La metteuse en scène Julie Timmerman explore sa jeunesse et le lien à son père dans un diptyque composé de Zoé et L’art d’être mon père. Une proposition légère et bien menée qui ne dépasse pas le cadre du récit intime.
« Bonjour les enfants ! » Voici comment Julie Timmerman s’adresse au public, qui sera pendant l’ensemble de la représentation apostrophé comme étant la classe de CM2 de Zoé. Zoé a dix ans, c’est une enfant solitaire et un peu étrange. Ses parents viennent de se séparer et son père, qui n’a pas obtenu la garde, a trouvé un stratagème pour passer du temps avec sa fille et tenter de renouer les liens : monter le spectacle de fin d’année de l’école. Au programme : une adaptation rocambolesque des Misérables, avec orchestre et barricades.
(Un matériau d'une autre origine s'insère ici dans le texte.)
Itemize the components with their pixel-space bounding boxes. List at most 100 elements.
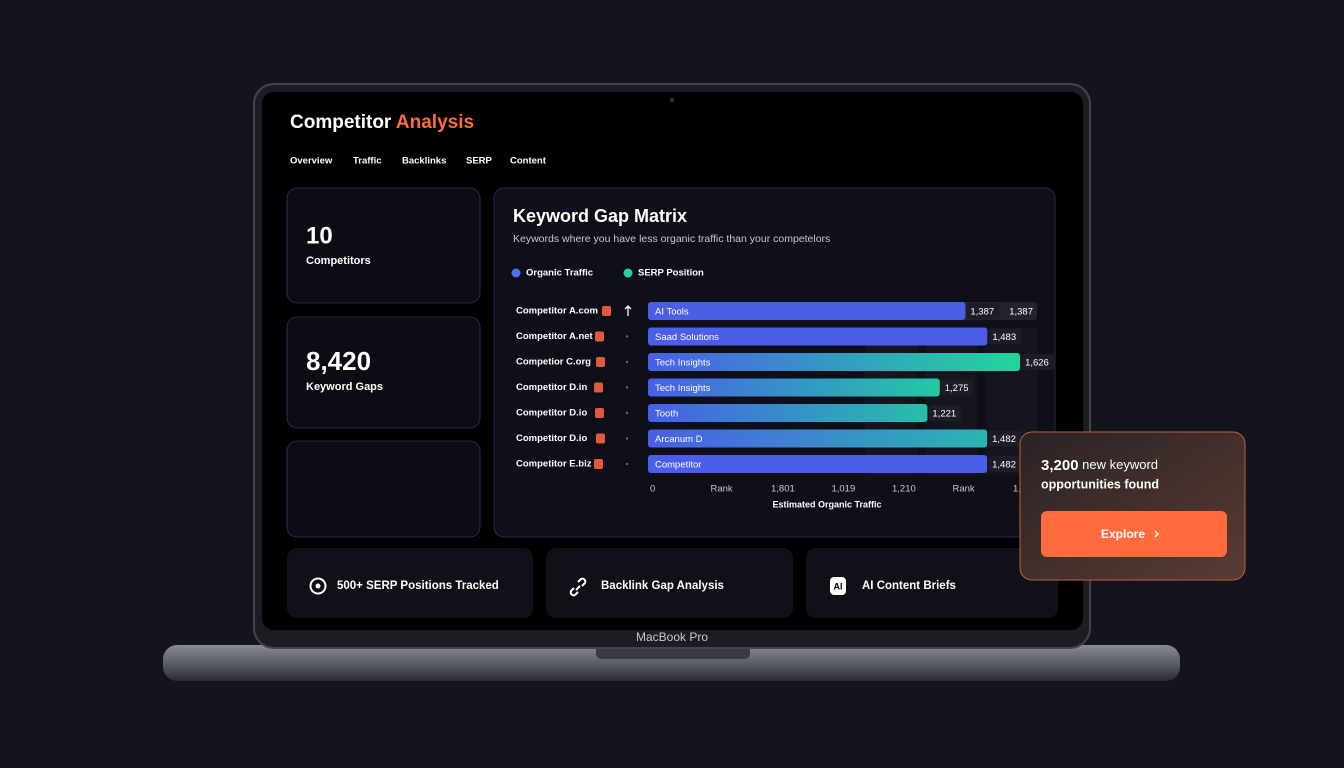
x-tick-label: Rank — [711, 484, 733, 495]
bar-label: Competitor — [655, 460, 701, 471]
x-axis-title: Estimated Organic Traffic — [772, 499, 881, 509]
page-title: Competitor Analysis — [290, 112, 474, 133]
value-label: 1,482 — [992, 460, 1016, 471]
bar — [648, 302, 966, 320]
up-arrow — [624, 305, 632, 316]
title: Competitor — [290, 112, 392, 133]
stat-card — [286, 440, 481, 538]
stat-value: 8,420 — [306, 346, 371, 376]
value-box — [1022, 354, 1055, 370]
row-label: Competitor D.in — [516, 382, 587, 393]
explore-button[interactable] — [1041, 511, 1227, 557]
popup-line: 3,200 new keyword — [1041, 457, 1158, 474]
feature-card — [287, 548, 533, 618]
badge — [595, 408, 604, 418]
tab[interactable]: Overview — [290, 156, 333, 167]
badge — [594, 382, 603, 393]
stat-label: Keyword Gaps — [306, 381, 383, 393]
dot — [625, 360, 629, 364]
stat-label: Competitors — [306, 255, 371, 267]
bar — [648, 378, 940, 397]
legend-label: SERP Position — [638, 268, 704, 279]
value-label: 1,482 — [992, 434, 1016, 445]
popup-text: new keyword — [1082, 457, 1158, 472]
x-tick-label: 1,210 — [892, 484, 916, 495]
feature-text: Backlink Gap Analysis — [601, 580, 724, 592]
legend-swatch — [511, 268, 521, 278]
icon-text: AI — [834, 581, 843, 591]
bar-label: Tech Insights — [655, 383, 711, 394]
badge — [596, 357, 605, 367]
value-label: 1,483 — [992, 332, 1016, 343]
value-label: 1,275 — [945, 383, 969, 394]
column-shade — [865, 328, 917, 475]
chart-title: Keyword Gap Matrix — [513, 206, 687, 226]
legend-swatch — [623, 268, 633, 278]
stat-value: 10 — [306, 222, 333, 249]
tab[interactable]: Content — [510, 156, 547, 167]
badge — [595, 331, 604, 342]
tab[interactable]: Traffic — [353, 156, 382, 167]
column-shade — [925, 328, 977, 475]
value-box — [989, 456, 1022, 472]
bar-label: AI Tools — [655, 307, 689, 318]
feature-card — [546, 548, 793, 618]
feature-text: 500+ SERP Positions Tracked — [337, 580, 499, 592]
icon — [309, 577, 327, 595]
row-label: Competitor D.io — [516, 408, 587, 419]
value-box — [989, 430, 1022, 447]
row-label: Competitor E.biz — [516, 459, 592, 470]
row-label: Competior C.org — [516, 357, 591, 368]
laptop-base — [163, 645, 1180, 681]
bar-label: Tech Insights — [655, 358, 711, 369]
value-label: 1,387 — [970, 307, 994, 318]
icon — [315, 583, 321, 589]
value-box — [967, 303, 1000, 319]
popup — [1019, 431, 1246, 581]
tabs: Overview Traffic Backlinks SERP Content — [290, 156, 547, 167]
bar — [648, 455, 988, 473]
x-tick-label: 1,801 — [771, 484, 795, 495]
x-tick-label: Rank — [953, 484, 975, 495]
legend-label: Organic Traffic — [526, 268, 593, 279]
stat-card — [286, 316, 481, 429]
title-accent: Analysis — [396, 112, 474, 133]
icon — [569, 577, 587, 597]
x-tick-label: 0 — [650, 484, 655, 495]
dot — [625, 411, 629, 415]
value-label: 1,221 — [932, 409, 956, 420]
bar — [648, 327, 988, 346]
icon — [830, 577, 846, 595]
feature-text: AI Content Briefs — [862, 580, 956, 592]
row-label: Competitor A.net — [516, 331, 594, 342]
value-box — [989, 328, 1022, 345]
badge — [602, 306, 611, 316]
device-label: MacBook Pro — [636, 630, 708, 644]
chart-subtitle: Keywords where you have less organic tra… — [513, 233, 830, 245]
chevron — [1154, 530, 1160, 538]
popup-count: 3,200 — [1041, 457, 1079, 474]
camera — [670, 98, 674, 102]
badge — [594, 459, 603, 469]
badge — [596, 433, 605, 444]
bar-label: Arcanum D — [655, 434, 703, 445]
bar-label: Tooth — [655, 409, 678, 420]
popup-text: opportunities found — [1041, 477, 1159, 491]
row-label: Competitor A.com — [516, 306, 598, 317]
button-label[interactable]: Explore — [1101, 527, 1145, 541]
value-box — [929, 405, 962, 421]
dot — [625, 386, 629, 389]
dot — [625, 462, 629, 466]
bar-label: Saad Solutions — [655, 332, 719, 343]
tab[interactable]: Backlinks — [402, 156, 446, 167]
feature-card — [806, 548, 1058, 618]
value-box — [941, 379, 974, 396]
tab[interactable]: SERP — [466, 156, 493, 167]
bar — [648, 353, 1021, 371]
bar — [648, 429, 988, 448]
chart: Organic Traffic SERP Position Competitor A… — [511, 268, 1055, 509]
value-label: 1,626 — [1025, 358, 1049, 369]
row-label: Competitor D.io — [516, 433, 587, 444]
dot — [625, 437, 629, 440]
Mais, évidemment, rien ne va se passer comme prévu et l’apprenti metteur en scène va vite se retrouver dépassé par la situation.
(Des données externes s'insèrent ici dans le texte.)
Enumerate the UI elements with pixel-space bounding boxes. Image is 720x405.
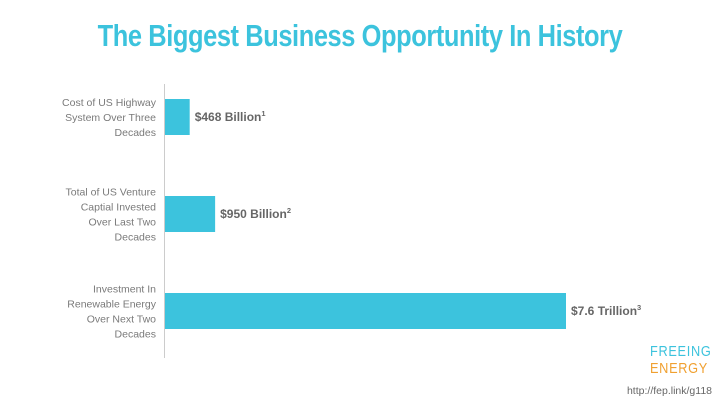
bar-3 (165, 293, 566, 329)
source-url[interactable]: http://fep.link/g118 (626, 385, 712, 397)
logo-line-1: FREEING (650, 343, 712, 360)
bar-1 (165, 99, 190, 135)
chart-title: The Biggest Business Opportunity In Hist… (97, 18, 623, 53)
logo-line-2: ENERGY (650, 360, 708, 377)
category-label-2: Total of US Venture Captial Invested Over … (66, 187, 157, 244)
value-label-1: $468 Billion1 (195, 109, 266, 124)
value-label-3: $7.6 Trillion3 (571, 303, 641, 318)
value-label-2: $950 Billion2 (220, 206, 291, 221)
bar-2 (165, 196, 216, 232)
freeing-energy-logo: FREEING ENERGY (650, 343, 720, 377)
category-label-3: Investment In Renewable Energy Over Next T… (67, 284, 156, 341)
category-label-1: Cost of US Highway System Over Three Decad… (62, 97, 157, 139)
Julie Timmerman, que l’on connaît davantage à la mise en scène que seule sur un plateau, explore dans un diptyque complété par Zoé, dont elle signe également le texte, le lien si particulier qui la lie à son père, comédien et metteur en scène. Elle campe donc, vive, athlétique, précise, les dix rôles qui s’invectivent sans relâche et auxquels son corps, comme une marionnette, offre une voix : le père, bien entendu, sensible, tyrannique, génial et un peu à côté de la plaque ; Mme Schropfer, l’angoissée prof de musique qui subit tout ça avec un degré d’inquiétude qui monte crescendo ; la directrice polie, mais dont les nerfs sont mis à rude épreuve ; la mère de Zoé qui tente de tenir la barque familiale comme elle peut ; Denis, le prof d’arts plastiques qui veut bien faire, mais dont les propositions artistiques ne font pas l’unanimité ; et, bien sûr, la myriade d’enfants de la classe de CM2. Parmi eux, on compte Joachim et Victor, les deux terreurs, la belle Isabelle, et Zoé, prise en étau entre les espoirs démesurés de son père, son encombrant enthousiasme et la fascination que son métier exerce sur son imaginaire d’enfant.
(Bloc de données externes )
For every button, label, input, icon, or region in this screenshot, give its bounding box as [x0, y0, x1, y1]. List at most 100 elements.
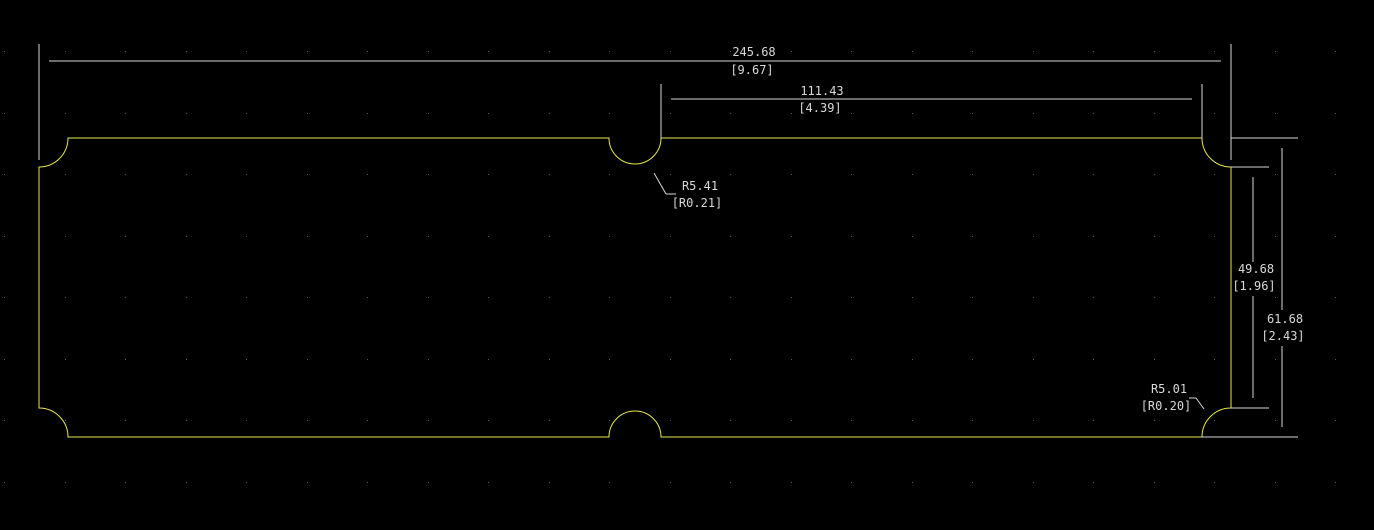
grid-dot: [488, 236, 489, 237]
grid-dot: [1093, 297, 1094, 298]
grid-dot: [4, 359, 5, 360]
grid-dot: [186, 482, 187, 483]
grid-dot: [791, 297, 792, 298]
grid-dot: [307, 297, 308, 298]
notch-radius-inch: [R0.21]: [672, 196, 723, 210]
grid-dot: [65, 236, 66, 237]
grid-dot: [65, 359, 66, 360]
grid-dot: [4, 482, 5, 483]
grid-dot: [1154, 174, 1155, 175]
grid-dot: [367, 420, 368, 421]
board-outline: [38, 137, 1232, 438]
grid-dot: [1275, 113, 1276, 114]
grid-dot: [851, 420, 852, 421]
grid-dot: [65, 113, 66, 114]
grid-dot: [912, 236, 913, 237]
grid-dot: [609, 420, 610, 421]
grid-dot: [1214, 420, 1215, 421]
grid-dot: [1093, 113, 1094, 114]
grid-dot: [730, 51, 731, 52]
overall-width-inch: [9.67]: [730, 63, 773, 77]
grid-dot: [972, 113, 973, 114]
grid-dot: [670, 174, 671, 175]
grid-dot: [307, 51, 308, 52]
grid-dot: [670, 51, 671, 52]
grid-dot: [125, 236, 126, 237]
grid-dot: [1033, 174, 1034, 175]
grid-dot: [912, 51, 913, 52]
grid-dot: [791, 236, 792, 237]
grid-dot: [730, 113, 731, 114]
grid-dot: [367, 297, 368, 298]
grid-dot: [125, 174, 126, 175]
grid-dot: [428, 113, 429, 114]
grid-dot: [1275, 420, 1276, 421]
grid-dot: [1154, 113, 1155, 114]
grid-dot: [670, 482, 671, 483]
grid-dot: [428, 236, 429, 237]
grid-dot: [4, 297, 5, 298]
grid-dot: [791, 174, 792, 175]
grid-dot: [1033, 297, 1034, 298]
grid-dot: [1093, 174, 1094, 175]
grid-dot: [851, 113, 852, 114]
grid-dot: [972, 51, 973, 52]
grid-dot: [65, 297, 66, 298]
grid-dot: [428, 482, 429, 483]
grid-dot: [367, 359, 368, 360]
grid-dot: [65, 420, 66, 421]
grid-dot: [125, 113, 126, 114]
grid-dot: [4, 113, 5, 114]
notch-to-right-mm: 111.43: [800, 84, 843, 98]
grid-dot: [367, 51, 368, 52]
grid-dot: [912, 174, 913, 175]
grid-dot: [1335, 236, 1336, 237]
grid-dot: [609, 236, 610, 237]
grid-dot: [367, 236, 368, 237]
grid-dot: [549, 297, 550, 298]
grid-dot: [972, 174, 973, 175]
grid-dot: [1275, 174, 1276, 175]
grid-dot: [670, 297, 671, 298]
grid-dot: [1335, 51, 1336, 52]
grid-dot: [428, 51, 429, 52]
grid-dot: [1275, 51, 1276, 52]
grid-dot: [549, 359, 550, 360]
grid-dot: [1335, 113, 1336, 114]
grid-dot: [1093, 236, 1094, 237]
grid-dot: [1214, 113, 1215, 114]
grid-dot: [307, 174, 308, 175]
grid-dot: [609, 297, 610, 298]
grid-dot: [307, 236, 308, 237]
grid-dot: [65, 174, 66, 175]
grid-dot: [1154, 482, 1155, 483]
grid-dot: [1154, 420, 1155, 421]
grid-dot: [186, 51, 187, 52]
grid-dot: [972, 236, 973, 237]
grid-dot: [1093, 482, 1094, 483]
grid-dot: [549, 482, 550, 483]
grid-dot: [488, 174, 489, 175]
grid-dot: [1033, 482, 1034, 483]
grid-dot: [307, 113, 308, 114]
grid-dot: [1154, 359, 1155, 360]
grid-dot: [1214, 482, 1215, 483]
grid-dot: [791, 482, 792, 483]
grid-dot: [1214, 359, 1215, 360]
grid-dot: [488, 297, 489, 298]
grid-dot: [972, 482, 973, 483]
grid-dot: [549, 236, 550, 237]
grid-dot: [851, 236, 852, 237]
corner-radius-inch: [R0.20]: [1141, 399, 1192, 413]
grid-dot: [1214, 174, 1215, 175]
grid-dot: [246, 420, 247, 421]
grid-dot: [246, 236, 247, 237]
overall-height-mm: 61.68: [1267, 312, 1303, 326]
grid-dot: [488, 482, 489, 483]
grid-dot: [972, 420, 973, 421]
grid-dot: [125, 420, 126, 421]
grid-dot: [609, 482, 610, 483]
grid-dot: [125, 297, 126, 298]
grid-dot: [912, 297, 913, 298]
Car L’art d’être mon père, c’est surtout le portrait sensible et mordant d’un grand idéaliste – qui cite Pasolini et Victor Hugo à tour de bras – qui se voit confronté aux contraintes du réel. C’est aussi l’histoire d’un legs, celui de l’amour pour le théâtre qu’un père tente d’inculquer à sa fille. Si le portrait du père est plutôt réussi, entre ombre et lumière d’une fille qui tente de rendre hommage à l’héritage paternel, entre reconnaissance et pointe de rancœur, si la performance est bien menée, ce seule en scène ne dépasse toutefois pas le cadre du récit intime, alors que l’on pouvait attendre Julie Timmerman sur un registre plus universel. Façon remake des Choristes, la proposition est légère, sans prétention, drôle et bien menée.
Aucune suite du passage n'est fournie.